The Gamecocks jumped on Arizona State starter Merrill Kelly for eight runs in the second inning, led 10-0 after three and cruised to an 11-4 victory Tuesday in a Bracket Two elimination game before a sweltering 19,936 fans at Rosenblatt Stadium.
“Obviously you can’t have a start like we did against a quality team like South Carolina,” Arizona State coach Tim Esmay said.
“I thought they did a heck of a job putting us on our heels, and I think you have to do that in a game like this where you lose and you go home.”
Scott Wingo sliced a two-run double into the left-field corner to open the floodgates in the second inning.
A three-run homer to left-center by Jackie Bradley Jr. made it 6-0, and Adrian Morales clanged the left-field foul pole for a two-run shot and an 8-0 lead.
South Carolina’s eight second-inning hits were a season high.
“We don’t score runs like that very often,” South Carolina coach Ray Tanner said. “But we had some big, big at-bats in that inning, and it gave us an opportunity against a great club.”
Bradley’s homer was his 13th of the season and second in two games at the College World Series. The sophomore center fielder is 5 for 8 with six RBIs in Omaha.
“He made a great pitch, low and outside,” Bradley said. “I just happened to stay back on it, put a good swing on it, and it was wind-assisted a little bit.”
South Carolina (49-16) plays the loser of the delayed game between Oklahoma and Clemson in a Bracket Two elimination game at 6 p.m. Thursday.
Arizona State (52-10), the national No. 1 seed, was eliminated, only the third time in 22 trips to the CWS that the Sun Devils have gone 0-2. Of the eight national seeds, only No. 6 UCLA, unbeaten in Bracket One, is still playing.
“Down eight runs, it’s tough,” Sun Devil right fielder Kole Calhoun said.
“It will get to you. It makes you think. Our mind-set was just trying to chip away, not chasing the scoreboard or anything like that. But an eight-run deficit is hard to overcome, especially against a quality team like South Carolina.”
The Gamecocks themselves have had only three two-game losing strings all season and showed no desire to have a fourth.
South Carolina starter Sam Dyson (6-5), Toronto’s fourth-round draft pick, pitched 7 1⁄3 solid innings, allowing two runs before reliever Matt Price allowed two runners inherited from Dyson to score.
“You just try to keep your focus and continue to go out there and pitch well,” Dyson said of pitching with a big cushion. “Every team here is capable of scoring that many runs in an inning.”
Arizona State had one last push in the eighth, scoring two runs and loading the bases with one out.
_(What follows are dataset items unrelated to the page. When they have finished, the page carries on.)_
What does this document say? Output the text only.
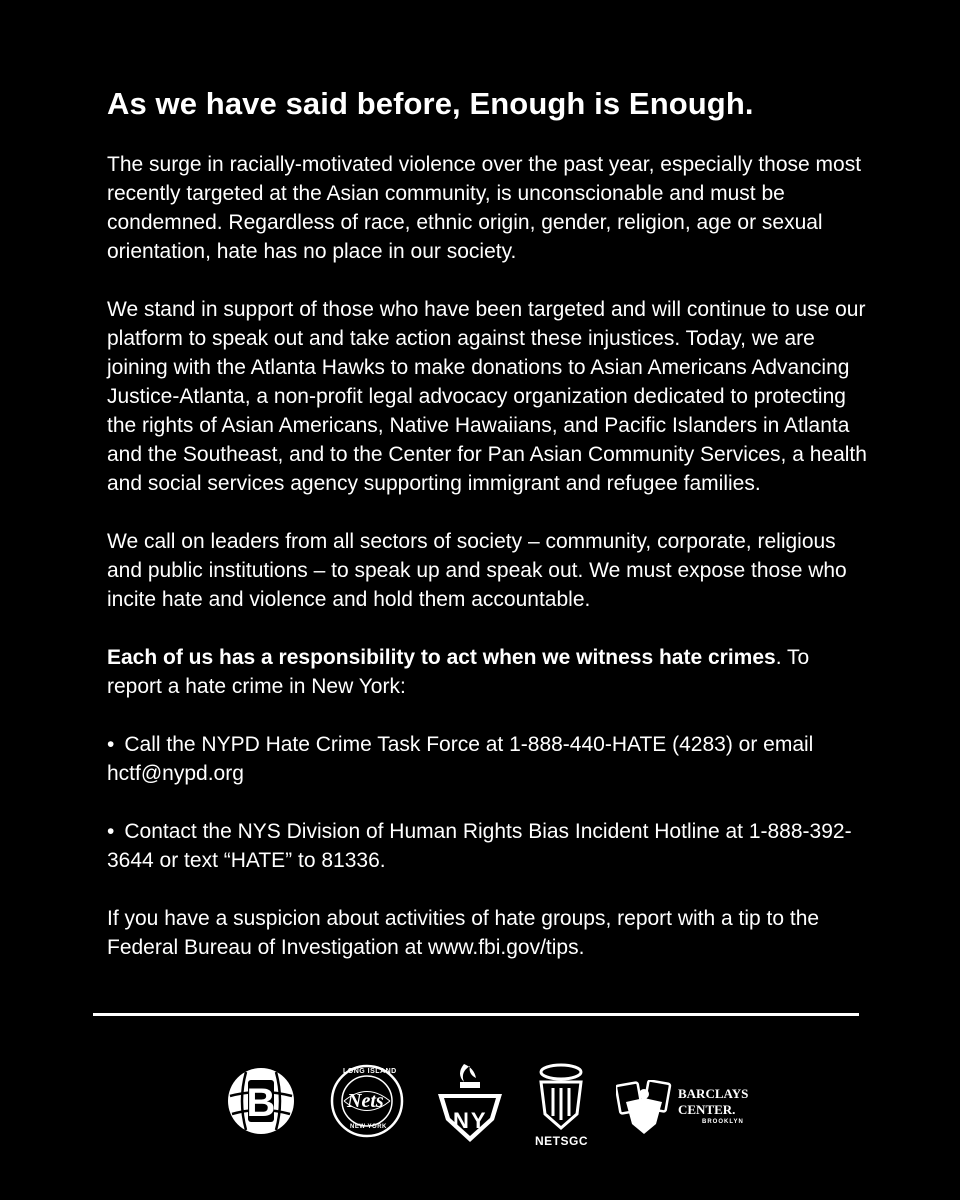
As we have said before, Enough is Enough.

The surge in racially-motivated violence over the past year, especially those most recently targeted at the Asian community, is unconscionable and must be condemned. Regardless of race, ethnic origin, gender, religion, age or sexual orientation, hate has no place in our society.

We stand in support of those who have been targeted and will continue to use our platform to speak out and take action against these injustices. Today, we are joining with the Atlanta Hawks to make donations to Asian Americans Advancing Justice-Atlanta, a non-profit legal advocacy organization dedicated to protecting the rights of Asian Americans, Native Hawaiians, and Pacific Islanders in Atlanta and the Southeast, and to the Center for Pan Asian Community Services, a health and social services agency supporting immigrant and refugee families.

We call on leaders from all sectors of society – community, corporate, religious and public institutions – to speak up and speak out. We must expose those who incite hate and violence and hold them accountable.

Each of us has a responsibility to act when we witness hate crimes. To report a hate crime in New York:

• Call the NYPD Hate Crime Task Force at 1-888-440-HATE (4283) or email hctf@nypd.org

• Contact the NYS Division of Human Rights Bias Incident Hotline at 1-888-392-3644 or text “HATE” to 81336.

If you have a suspicion about activities of hate groups, report with a tip to the Federal Bureau of Investigation at www.fbi.gov/tips.

B
LONG ISLAND
Nets
NEW YORK	NY
NETSGC
BARCLAYS
CENTER.
BROOKLYN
But Price settled in and struck out both Austin Barnes and Drew Maggi, coming back from 3-0 to get Maggi, to keep it 10-4.
“If you look at (Dyson’s) linescore, it’s impressive,” Tanner said. “He only had (three) strikeouts, but against a lot of teams, he would have had eight or nine strikeouts, maybe even 10. That’s how good that team is. He pitched really, really well, and they kept fighting back.”
Dyson beat the heat, too. On a sticky day where the heat index inched past 100 degrees, home-plate umpire David Savage, overcome by the heat, wasn’t able to finish.
“Talk about grinding one out,” Esmay said of Dyson. “I felt like we had opportunities every inning. I didn’t feel like he really breezed through any inning. But you look up and 100-and-some pitches later, he’s battling and making pitches. That’s a performance I’m sure they’re proud of, because he was a warrior out there.”
Kelly (10-3) gave up a season-high eight runs in a season-low 12⁄3 innings. Bradley’s blast was the biggest, even if he did downplay it.
“He’s a little bit humble,” Tanner said. “That ball he hit to left-center, maybe the wind took it a few rows up, but he hit that ball hard, and it was a pretty good pitch away.”